LOAD DATA INFILE '/var/lib/mysql-files/customers.csv'
INTO TABLE customers
FIELDS TERMINATED BY ',' 
ENCLOSED BY '"'
LINES TERMINATED BY '\n'
IGNORE 1 LINES
(id, name, email, created_at);

Breaking down the key parameters:

FIELDS TERMINATED BY: The delimiter between columns (usually a comma or tab \t).
ENCLOSED BY: The character wrapping string values — use double quotes to handle fields that contain commas inside them.
LINES TERMINATED BY: The line ending character. Linux uses \n, Windows uses \r\n — this one trips people up all the time.
IGNORE 1 LINES: Skip the first line if the file has a header row.

Pro Tips for Maximum Speed (Battle-Tested Techniques)

Running the command above will already give you decent performance. But for tens of millions of records, I typically apply these additional techniques to push the speed as high as possible.

1. Temporarily Disable Constraint Checks

Every time a row is inserted, MySQL checks whether the value violates a Foreign Key constraint or a Unique Index. When you’re importing pre-validated data, these checks are pure waste.

SET foreign_key_checks = 0;
SET unique_checks = 0;
SET autocommit = 0;

Once the import is done, remember to re-enable them and run COMMIT.

2. Disable Indexes (For MyISAM Tables or Empty Tables Only)

For MyISAM tables, you can use ALTER TABLE table_name DISABLE KEYS;. For InnoDB, the best approach is to sort your CSV file by Primary Key order before importing. This lets MySQL write data sequentially to disk, avoiding constant random I/O (disk thrashing).

3. Increase Buffer Sizes

Before running LOAD DATA, bump up the memory buffers to give MySQL more room to work with large datasets:

SET GLOBAL innodb_buffer_pool_size = 4G; -- Adjust based on your available RAM
SET GLOBAL innodb_log_file_size = 1G;
SET GLOBAL innodb_flush_log_at_trx_commit = 2;

Note: innodb_flush_log_at_trx_commit = 2 skips flushing the log to disk after every transaction, which gives a noticeable speed boost. The trade-off is that if the server loses power mid-import, you might lose a few seconds’ worth of data at the end — a completely acceptable risk for a one-time batch import.

Handling Common Errors

The three errors I hit most often when running this command — along with quick fixes:

Wrong date format error: MySQL is strict about expecting YYYY-MM-DD. If your CSV uses DD/MM/YYYY, use a temporary variable to convert it:

LOAD DATA INFILE 'data.csv'
INTO TABLE orders
FIELDS TERMINATED BY ','
(id, @temp_date, amount)
SET order_date = STR_TO_DATE(@temp_date, '%d/%m/%Y');

Data too long error: Usually caused by mismatched line endings — files created on Windows brought over to Linux almost always trigger this. Double-check \r\n versus \n.
Lost connection error: The file is too large and the connection times out. Split it into chunks of around 1–2GB each, or increase wait_timeout and max_allowed_packet in your MySQL configuration.

Conclusion

Back to the story from the beginning: after applying LOAD DATA INFILE combined with disabling foreign key checks and sorting the file by Primary Key, those 50 million rows finished loading in under 45 minutes. That saved over 20 hours compared to the original INSERT script, and my manager had the numbers ready in time for the meeting.
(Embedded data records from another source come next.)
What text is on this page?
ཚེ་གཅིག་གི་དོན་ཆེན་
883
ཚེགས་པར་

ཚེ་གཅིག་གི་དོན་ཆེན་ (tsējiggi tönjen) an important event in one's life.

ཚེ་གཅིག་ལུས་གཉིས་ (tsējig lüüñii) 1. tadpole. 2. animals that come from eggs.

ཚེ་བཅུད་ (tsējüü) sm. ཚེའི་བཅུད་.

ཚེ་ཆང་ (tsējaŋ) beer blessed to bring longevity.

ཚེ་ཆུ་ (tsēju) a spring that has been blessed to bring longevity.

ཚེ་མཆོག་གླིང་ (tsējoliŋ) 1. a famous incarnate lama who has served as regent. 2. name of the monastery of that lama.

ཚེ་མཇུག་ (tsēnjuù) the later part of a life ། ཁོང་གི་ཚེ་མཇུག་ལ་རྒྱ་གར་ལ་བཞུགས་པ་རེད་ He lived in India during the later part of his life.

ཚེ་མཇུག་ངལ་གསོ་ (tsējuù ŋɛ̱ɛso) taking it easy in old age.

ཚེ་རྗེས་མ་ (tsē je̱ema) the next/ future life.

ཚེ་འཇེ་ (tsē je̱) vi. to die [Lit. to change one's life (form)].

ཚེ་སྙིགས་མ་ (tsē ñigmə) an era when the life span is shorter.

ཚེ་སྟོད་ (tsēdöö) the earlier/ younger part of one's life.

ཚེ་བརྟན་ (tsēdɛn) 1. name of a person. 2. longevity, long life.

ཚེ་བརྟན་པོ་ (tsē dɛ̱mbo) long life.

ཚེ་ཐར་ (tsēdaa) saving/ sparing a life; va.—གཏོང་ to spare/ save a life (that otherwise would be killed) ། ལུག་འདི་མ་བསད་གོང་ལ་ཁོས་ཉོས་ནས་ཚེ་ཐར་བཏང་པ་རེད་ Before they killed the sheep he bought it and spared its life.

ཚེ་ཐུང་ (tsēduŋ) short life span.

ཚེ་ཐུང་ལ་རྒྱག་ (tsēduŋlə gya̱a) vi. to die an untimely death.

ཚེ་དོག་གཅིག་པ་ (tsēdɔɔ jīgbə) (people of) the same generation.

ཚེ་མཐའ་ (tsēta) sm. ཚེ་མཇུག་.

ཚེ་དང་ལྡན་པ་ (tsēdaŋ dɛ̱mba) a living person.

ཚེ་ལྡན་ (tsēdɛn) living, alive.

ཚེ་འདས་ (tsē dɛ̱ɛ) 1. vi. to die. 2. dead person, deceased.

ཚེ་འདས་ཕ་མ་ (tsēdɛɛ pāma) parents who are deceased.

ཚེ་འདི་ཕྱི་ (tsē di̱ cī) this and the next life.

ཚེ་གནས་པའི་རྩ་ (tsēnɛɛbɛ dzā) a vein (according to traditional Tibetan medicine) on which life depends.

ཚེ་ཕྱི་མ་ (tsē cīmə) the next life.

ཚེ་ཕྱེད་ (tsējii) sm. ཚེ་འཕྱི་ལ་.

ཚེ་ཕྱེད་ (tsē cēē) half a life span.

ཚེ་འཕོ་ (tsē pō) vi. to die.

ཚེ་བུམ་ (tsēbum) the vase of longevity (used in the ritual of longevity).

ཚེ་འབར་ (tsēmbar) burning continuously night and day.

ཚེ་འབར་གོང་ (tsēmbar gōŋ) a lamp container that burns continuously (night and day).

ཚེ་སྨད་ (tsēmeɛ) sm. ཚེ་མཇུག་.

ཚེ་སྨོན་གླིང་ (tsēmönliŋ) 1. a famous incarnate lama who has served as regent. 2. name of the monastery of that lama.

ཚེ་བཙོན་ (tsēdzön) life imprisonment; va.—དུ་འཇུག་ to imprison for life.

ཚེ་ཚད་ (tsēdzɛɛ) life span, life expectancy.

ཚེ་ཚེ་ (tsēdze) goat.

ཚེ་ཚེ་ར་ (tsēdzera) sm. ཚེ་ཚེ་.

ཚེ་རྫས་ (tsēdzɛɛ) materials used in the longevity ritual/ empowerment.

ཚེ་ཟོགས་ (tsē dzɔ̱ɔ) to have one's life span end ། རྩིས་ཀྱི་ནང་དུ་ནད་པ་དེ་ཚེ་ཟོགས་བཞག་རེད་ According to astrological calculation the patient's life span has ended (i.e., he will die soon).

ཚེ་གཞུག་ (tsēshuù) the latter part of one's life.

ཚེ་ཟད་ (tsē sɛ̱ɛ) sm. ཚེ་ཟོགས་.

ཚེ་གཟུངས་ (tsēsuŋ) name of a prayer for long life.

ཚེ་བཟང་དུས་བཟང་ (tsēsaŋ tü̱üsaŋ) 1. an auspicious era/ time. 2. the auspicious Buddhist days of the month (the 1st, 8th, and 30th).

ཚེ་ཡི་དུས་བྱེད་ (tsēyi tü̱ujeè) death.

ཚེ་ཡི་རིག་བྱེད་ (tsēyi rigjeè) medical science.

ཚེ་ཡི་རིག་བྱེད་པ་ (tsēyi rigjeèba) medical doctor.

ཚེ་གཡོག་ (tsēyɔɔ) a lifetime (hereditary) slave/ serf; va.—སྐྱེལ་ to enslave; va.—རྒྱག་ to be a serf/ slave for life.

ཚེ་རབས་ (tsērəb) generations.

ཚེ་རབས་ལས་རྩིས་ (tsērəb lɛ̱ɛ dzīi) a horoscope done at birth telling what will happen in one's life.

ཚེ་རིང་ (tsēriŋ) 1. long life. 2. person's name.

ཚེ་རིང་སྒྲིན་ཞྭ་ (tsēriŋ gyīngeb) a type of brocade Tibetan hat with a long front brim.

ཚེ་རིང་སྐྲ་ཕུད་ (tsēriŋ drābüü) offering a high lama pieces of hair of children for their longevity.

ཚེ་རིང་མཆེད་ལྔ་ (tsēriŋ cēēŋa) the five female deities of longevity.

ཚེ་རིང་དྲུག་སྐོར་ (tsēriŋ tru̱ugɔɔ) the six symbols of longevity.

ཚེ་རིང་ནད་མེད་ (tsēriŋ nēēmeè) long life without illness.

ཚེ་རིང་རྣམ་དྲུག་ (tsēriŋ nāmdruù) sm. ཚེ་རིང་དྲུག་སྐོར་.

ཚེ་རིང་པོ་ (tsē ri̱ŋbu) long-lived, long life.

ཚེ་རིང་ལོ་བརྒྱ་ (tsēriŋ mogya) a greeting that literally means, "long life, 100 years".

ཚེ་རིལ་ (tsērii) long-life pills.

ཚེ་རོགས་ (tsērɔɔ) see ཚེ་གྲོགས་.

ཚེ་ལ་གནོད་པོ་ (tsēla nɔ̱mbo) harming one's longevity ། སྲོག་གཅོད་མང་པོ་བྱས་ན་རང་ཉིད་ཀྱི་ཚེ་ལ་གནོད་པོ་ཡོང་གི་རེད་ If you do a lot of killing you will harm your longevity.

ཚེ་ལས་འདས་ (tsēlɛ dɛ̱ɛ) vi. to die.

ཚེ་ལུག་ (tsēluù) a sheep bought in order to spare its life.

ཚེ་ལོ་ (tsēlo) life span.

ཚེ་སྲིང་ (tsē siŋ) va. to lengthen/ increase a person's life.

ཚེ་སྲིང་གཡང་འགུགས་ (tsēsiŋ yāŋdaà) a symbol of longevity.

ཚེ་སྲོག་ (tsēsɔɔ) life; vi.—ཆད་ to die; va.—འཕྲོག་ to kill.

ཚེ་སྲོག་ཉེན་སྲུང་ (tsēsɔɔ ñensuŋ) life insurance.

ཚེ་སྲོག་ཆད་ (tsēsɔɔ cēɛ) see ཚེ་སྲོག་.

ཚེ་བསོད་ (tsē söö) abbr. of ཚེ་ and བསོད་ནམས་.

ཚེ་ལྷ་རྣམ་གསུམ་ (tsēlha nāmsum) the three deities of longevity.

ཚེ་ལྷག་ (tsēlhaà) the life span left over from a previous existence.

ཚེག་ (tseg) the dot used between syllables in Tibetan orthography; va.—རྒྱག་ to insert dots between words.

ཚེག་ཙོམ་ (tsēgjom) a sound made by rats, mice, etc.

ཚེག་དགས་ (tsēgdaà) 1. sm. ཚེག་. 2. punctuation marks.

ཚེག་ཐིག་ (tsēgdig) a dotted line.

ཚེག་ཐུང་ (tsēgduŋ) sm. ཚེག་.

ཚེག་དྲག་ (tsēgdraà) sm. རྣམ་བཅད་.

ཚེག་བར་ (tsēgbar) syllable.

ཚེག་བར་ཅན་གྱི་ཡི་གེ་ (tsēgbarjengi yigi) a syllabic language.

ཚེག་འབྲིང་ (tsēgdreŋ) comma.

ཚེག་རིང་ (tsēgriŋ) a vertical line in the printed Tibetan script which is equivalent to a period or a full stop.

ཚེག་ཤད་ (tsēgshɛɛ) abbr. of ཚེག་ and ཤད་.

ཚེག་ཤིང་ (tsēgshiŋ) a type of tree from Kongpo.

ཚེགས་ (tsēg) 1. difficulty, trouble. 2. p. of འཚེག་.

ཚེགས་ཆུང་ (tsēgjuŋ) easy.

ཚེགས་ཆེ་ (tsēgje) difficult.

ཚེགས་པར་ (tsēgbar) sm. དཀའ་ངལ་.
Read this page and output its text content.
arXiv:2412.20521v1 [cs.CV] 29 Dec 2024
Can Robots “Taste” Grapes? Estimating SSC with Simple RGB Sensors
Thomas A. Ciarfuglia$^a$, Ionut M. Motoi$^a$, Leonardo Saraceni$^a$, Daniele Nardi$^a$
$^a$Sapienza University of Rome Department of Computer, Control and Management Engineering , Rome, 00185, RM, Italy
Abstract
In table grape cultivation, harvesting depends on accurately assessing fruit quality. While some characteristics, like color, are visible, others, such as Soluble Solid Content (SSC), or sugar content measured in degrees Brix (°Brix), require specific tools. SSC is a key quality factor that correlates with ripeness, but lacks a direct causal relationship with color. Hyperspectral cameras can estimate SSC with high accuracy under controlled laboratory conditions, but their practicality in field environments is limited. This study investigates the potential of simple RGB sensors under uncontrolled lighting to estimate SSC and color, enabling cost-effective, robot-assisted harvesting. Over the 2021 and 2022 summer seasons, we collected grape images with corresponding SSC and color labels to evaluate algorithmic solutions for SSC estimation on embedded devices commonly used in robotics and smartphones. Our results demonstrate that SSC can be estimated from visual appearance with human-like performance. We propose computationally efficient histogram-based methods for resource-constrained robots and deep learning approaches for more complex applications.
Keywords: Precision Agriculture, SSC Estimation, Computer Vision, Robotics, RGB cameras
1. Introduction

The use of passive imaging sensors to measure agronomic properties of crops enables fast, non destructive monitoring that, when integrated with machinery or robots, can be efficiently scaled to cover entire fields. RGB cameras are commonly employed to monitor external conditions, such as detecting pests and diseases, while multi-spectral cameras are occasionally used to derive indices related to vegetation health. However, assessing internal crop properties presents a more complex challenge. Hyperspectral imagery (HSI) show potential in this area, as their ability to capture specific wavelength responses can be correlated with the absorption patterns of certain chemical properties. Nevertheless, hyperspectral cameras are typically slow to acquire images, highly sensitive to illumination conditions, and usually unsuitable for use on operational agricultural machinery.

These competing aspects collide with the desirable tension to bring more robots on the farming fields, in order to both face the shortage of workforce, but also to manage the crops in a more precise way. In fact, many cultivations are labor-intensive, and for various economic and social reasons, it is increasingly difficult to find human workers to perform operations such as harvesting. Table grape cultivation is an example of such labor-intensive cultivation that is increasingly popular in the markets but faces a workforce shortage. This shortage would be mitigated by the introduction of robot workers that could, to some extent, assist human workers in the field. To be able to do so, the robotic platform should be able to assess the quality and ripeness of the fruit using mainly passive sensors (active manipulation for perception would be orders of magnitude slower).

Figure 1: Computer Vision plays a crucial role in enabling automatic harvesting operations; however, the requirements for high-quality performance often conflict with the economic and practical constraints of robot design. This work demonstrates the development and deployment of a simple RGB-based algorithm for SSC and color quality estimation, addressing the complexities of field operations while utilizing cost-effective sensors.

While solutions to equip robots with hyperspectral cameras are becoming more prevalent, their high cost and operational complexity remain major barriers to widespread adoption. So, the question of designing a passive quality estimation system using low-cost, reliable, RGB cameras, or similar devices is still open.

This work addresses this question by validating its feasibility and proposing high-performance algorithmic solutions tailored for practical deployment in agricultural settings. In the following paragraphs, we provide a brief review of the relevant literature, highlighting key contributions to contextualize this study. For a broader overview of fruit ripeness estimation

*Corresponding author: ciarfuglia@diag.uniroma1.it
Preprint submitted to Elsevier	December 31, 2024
Before throwing 10 million rows at it, always test with 1,000 rows first — verify your TERMINATED BY characters and column mapping are correct before running the full load. And backing up beforehand goes without saying: 10 minutes to back up beats a full day of recovery every time. The last thing you want is to finish loading 10 million rows only to discover the columns are misaligned — cleaning that up is a nightmare.